Huizenga was also (as of January 1994) 100 percent owner of both the Miami Dolphins and what was then called Joe Robbie Stadium. The facility's 16-year history is drenched with public money—from the municipal and county bonds the Dolphins failed to convince residents were needed to upgrade the beautiful Orange Bowl stadium, to two other failed attempts to raise Miami taxes for repairs, to the National Football League's refusal to hold Super Bowls at the Orange Bowl until a stadium enhancement was settled, to the city's 1985 decision to let Joe Robbie issue $85 million in tax-exempt bonds to build a new home.
Despite owning the fancy new stadium, the two pro-sports franchises that played in it, and the Marlins' cable broadcast company, Huizenga immediately started whining to Miami-Dade County residents about needing a retractable-roof stadium to keep out the rain, and being too poor to finance it himself. In an act of crazed petulance, he shelled out millions to field what became a World Champion team in 1997, complaining all the while that the fans didn't appreciate what terrible financial pain (a $30 million one-year loss!) he was suffering for their gain.
Baseball economist Andrew Zimbalist has successfully demolished Huizenga's ludicrous claims, arriving at a 1997 operating profit of nearly $14 million. No matter—Huizenga punished his allegedly unappreciative customers by conducting, in Zimbalist's words, "the most radical fire sale of players in baseball history, lowering the Marlins' payroll from $53 million in 1997 to $13 million in mid-July 1998."
He then sold the team to John Henry (now owner of the Red Sox), for a $65 million profit after just five years of supposed poverty.

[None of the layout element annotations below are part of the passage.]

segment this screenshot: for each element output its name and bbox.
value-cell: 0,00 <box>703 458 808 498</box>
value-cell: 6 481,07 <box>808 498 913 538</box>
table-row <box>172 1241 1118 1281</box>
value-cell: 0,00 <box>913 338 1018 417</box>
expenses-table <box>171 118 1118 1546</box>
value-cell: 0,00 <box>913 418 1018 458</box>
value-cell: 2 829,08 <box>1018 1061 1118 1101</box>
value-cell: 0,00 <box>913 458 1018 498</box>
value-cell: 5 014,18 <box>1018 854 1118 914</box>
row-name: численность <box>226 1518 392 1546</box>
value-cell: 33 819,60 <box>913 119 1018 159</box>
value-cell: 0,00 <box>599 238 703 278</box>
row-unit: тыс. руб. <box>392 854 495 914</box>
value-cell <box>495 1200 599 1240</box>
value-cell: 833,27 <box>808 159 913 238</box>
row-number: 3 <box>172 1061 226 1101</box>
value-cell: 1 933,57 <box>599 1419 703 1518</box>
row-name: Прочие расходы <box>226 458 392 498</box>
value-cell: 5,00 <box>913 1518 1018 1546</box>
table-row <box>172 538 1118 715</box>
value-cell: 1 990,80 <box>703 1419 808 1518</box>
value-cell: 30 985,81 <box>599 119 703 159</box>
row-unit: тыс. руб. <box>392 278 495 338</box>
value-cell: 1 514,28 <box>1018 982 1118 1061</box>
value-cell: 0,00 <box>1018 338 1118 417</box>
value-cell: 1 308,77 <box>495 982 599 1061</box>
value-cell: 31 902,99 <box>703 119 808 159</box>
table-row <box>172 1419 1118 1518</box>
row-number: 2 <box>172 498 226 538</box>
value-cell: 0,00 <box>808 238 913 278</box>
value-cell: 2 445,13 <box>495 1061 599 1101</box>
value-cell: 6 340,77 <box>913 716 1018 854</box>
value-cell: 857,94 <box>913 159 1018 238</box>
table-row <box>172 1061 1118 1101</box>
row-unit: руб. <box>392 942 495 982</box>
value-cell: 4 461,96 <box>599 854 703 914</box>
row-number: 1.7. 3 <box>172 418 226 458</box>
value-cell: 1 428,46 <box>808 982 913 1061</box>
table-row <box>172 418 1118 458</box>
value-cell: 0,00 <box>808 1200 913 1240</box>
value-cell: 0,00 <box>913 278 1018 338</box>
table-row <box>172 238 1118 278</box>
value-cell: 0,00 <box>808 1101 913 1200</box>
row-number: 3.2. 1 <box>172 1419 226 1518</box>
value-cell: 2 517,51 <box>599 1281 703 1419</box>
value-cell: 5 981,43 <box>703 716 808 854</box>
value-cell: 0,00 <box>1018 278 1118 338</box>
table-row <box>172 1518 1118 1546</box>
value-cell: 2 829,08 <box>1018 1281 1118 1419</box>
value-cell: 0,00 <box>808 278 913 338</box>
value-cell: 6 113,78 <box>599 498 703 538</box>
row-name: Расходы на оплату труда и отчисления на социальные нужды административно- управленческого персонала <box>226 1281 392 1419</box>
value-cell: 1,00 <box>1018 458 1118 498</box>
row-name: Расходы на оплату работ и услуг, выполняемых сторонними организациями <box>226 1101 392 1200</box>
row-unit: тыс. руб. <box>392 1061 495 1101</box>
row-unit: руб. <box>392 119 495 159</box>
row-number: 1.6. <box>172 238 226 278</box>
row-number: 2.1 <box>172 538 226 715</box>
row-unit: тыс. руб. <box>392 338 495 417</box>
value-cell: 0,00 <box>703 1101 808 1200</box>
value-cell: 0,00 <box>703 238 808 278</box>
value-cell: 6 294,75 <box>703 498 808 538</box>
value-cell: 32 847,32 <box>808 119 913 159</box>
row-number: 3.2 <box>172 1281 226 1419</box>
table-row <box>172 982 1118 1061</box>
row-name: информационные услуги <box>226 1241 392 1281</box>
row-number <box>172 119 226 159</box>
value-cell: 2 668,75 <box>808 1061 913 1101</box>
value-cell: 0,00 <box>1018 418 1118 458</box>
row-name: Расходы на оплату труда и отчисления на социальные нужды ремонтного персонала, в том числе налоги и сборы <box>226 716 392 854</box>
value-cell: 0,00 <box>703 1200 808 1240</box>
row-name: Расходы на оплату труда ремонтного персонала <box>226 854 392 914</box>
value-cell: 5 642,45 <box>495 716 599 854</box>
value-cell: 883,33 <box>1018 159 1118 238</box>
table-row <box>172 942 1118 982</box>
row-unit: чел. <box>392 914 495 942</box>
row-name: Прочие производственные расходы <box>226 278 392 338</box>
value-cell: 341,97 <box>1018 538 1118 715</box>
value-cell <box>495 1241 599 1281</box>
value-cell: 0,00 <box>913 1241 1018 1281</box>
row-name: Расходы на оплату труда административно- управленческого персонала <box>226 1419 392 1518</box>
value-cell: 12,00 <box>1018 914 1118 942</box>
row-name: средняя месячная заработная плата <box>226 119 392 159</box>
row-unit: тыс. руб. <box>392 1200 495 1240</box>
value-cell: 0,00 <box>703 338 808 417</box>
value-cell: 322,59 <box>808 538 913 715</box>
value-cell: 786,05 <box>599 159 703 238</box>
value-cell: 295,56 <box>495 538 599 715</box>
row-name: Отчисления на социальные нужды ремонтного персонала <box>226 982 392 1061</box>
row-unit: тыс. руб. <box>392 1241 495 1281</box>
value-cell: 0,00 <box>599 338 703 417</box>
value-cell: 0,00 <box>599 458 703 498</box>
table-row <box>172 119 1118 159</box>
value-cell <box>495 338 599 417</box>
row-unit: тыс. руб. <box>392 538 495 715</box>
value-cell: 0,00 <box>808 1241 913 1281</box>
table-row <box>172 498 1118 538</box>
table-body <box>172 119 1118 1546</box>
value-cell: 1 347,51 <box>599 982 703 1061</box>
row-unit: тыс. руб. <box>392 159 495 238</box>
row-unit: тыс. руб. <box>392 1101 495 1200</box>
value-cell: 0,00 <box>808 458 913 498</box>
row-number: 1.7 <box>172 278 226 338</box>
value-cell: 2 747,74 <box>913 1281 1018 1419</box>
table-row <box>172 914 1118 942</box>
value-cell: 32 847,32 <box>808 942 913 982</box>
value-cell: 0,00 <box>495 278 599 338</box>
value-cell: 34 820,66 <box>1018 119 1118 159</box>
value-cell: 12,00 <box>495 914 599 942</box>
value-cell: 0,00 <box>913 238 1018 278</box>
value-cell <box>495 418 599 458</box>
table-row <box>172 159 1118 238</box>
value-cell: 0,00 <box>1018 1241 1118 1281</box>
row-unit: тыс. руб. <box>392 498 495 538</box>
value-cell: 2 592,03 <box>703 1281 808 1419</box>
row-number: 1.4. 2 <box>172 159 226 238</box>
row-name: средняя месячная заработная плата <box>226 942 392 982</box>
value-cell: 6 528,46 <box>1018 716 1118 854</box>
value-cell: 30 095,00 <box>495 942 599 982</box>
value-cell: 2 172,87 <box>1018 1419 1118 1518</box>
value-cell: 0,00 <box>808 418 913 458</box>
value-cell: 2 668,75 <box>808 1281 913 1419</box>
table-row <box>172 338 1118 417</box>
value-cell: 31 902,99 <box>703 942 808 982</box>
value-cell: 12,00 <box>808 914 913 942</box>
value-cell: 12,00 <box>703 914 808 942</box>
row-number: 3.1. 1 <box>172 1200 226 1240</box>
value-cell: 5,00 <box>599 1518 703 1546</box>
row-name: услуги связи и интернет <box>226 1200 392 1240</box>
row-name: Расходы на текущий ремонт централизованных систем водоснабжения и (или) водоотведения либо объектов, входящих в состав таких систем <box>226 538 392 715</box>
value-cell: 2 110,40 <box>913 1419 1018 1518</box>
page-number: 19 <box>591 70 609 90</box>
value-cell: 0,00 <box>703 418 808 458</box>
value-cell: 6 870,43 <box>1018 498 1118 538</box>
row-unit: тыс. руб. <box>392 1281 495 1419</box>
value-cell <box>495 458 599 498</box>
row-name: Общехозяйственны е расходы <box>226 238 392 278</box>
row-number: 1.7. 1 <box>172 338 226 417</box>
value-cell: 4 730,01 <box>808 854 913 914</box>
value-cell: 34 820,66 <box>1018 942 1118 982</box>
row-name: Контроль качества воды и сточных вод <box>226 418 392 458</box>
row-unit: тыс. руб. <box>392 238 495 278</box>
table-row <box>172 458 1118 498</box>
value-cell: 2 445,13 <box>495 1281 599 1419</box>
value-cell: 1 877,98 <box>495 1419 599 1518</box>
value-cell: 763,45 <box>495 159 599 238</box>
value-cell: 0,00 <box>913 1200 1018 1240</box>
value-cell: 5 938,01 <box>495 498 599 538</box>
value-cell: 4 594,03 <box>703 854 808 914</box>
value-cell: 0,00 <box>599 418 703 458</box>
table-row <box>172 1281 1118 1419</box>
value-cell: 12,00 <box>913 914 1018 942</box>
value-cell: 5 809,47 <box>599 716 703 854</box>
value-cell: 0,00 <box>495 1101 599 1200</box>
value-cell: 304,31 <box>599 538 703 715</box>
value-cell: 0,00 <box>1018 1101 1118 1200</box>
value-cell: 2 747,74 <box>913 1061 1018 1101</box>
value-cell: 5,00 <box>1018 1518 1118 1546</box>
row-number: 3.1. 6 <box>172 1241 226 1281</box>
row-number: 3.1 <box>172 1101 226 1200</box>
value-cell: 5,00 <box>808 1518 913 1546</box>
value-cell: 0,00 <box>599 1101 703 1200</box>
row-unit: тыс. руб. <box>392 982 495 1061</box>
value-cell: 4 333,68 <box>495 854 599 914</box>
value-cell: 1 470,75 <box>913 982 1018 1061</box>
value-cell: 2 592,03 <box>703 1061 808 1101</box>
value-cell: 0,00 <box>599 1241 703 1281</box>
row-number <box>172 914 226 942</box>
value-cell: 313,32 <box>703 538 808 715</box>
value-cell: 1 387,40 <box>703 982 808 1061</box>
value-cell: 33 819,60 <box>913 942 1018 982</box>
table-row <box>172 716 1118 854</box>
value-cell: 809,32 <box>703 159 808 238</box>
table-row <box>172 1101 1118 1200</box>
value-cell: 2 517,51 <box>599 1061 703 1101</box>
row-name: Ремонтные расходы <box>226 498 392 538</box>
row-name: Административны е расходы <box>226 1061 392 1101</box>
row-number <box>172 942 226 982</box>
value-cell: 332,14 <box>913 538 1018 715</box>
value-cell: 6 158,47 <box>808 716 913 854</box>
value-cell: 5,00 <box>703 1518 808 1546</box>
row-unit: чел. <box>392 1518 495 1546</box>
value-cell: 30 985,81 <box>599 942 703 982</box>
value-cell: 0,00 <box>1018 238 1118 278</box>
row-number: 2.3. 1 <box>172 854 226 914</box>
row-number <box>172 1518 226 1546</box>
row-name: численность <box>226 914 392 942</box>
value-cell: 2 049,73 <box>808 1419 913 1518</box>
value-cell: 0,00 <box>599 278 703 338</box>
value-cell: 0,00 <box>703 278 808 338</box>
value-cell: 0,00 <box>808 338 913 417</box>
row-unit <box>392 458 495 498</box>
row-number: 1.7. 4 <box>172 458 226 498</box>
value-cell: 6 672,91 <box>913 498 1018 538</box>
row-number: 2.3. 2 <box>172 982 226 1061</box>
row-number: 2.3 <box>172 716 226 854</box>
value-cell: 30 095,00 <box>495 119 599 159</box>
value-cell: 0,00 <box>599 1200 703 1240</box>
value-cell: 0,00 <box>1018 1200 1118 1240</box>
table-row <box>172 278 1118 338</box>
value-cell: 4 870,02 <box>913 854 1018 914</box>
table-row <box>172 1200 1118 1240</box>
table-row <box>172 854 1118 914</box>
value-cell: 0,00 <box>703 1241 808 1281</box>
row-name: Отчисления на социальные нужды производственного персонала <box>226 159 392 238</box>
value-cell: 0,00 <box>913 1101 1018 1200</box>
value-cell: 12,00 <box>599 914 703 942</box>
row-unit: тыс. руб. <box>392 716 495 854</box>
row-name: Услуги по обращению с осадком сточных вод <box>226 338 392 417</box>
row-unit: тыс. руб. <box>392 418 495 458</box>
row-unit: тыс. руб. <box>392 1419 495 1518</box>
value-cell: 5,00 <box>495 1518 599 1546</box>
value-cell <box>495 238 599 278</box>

And the terms of his sale were incredibly favorable, mostly because Huizenga still owns the stadium, and is charging extortionate rent. According to the South Florida Sun-Sentinel, "The Marlins pay rent and the cost of stadium ushers, custodians, ticket takers and security. The team receives 70 percent of the net revenue from the sale of food, beverages and souvenirs and just 37.5 percent of the $9 parking fee. The team gets none of the revenue from [luxury] suites." Huizenga gets everything else.
As the Palm Beach Post and Los Angeles Times have both reported in some detail, the lease terms prevent the Marlins from earning enough to leave the ugly, dual-use stadium, which is one of the last baseball parks to share space with the NFL. In an act of still more irony, Huizenga's infamous behavior, coupled with the team's resurgent success, might lead to yet another round of tax money for yet another new stadium.
"Voters and politicians are more amenable to giving [the new owners] a subsidy because now people like the Marlins instead of hating them, which is what Huizenga accomplished," Zimbalist told the Post. Baseball Commissioner Bud Selig, himself an incompetent, bull-spewing team owner, is greedily eyeing Miami-Dade's till. The Marlins owners, Selig told the Times, are "quite optimistic, and I hope they're right. They believe [the club's current success] is really helping them to get the stadium they obviously need."
Shockingly, as the valuable baseball economist Doug Pappas has shown, the majority of Major League stadiums are still at least partially government-owned. Unsurprisingly, cities are much worse at managing huge facilities than self-interested private owners—the San Francisco Giants' gorgeous Pac Bell Park, the first privately financed baseball stadium since 1962, uncoincidentally generates the most revenue of any ballpark in the game, Pappas found.
Cities make lousy stadium owners, as any lonely football fan in Los Angeles can tell you. Yet L.A, in addition to San Francisco, may be generating hope for advocates of pro-sports welfare reform. Despite its size, and local politicians' delusions of grandeur, city residents have refused so far to shell out tax breaks and other sweetheart deals to lure a football franchise back to town. League officials need L.A. more than L.A. needs them.
If only less-confident regions could learn the joys of just saying no.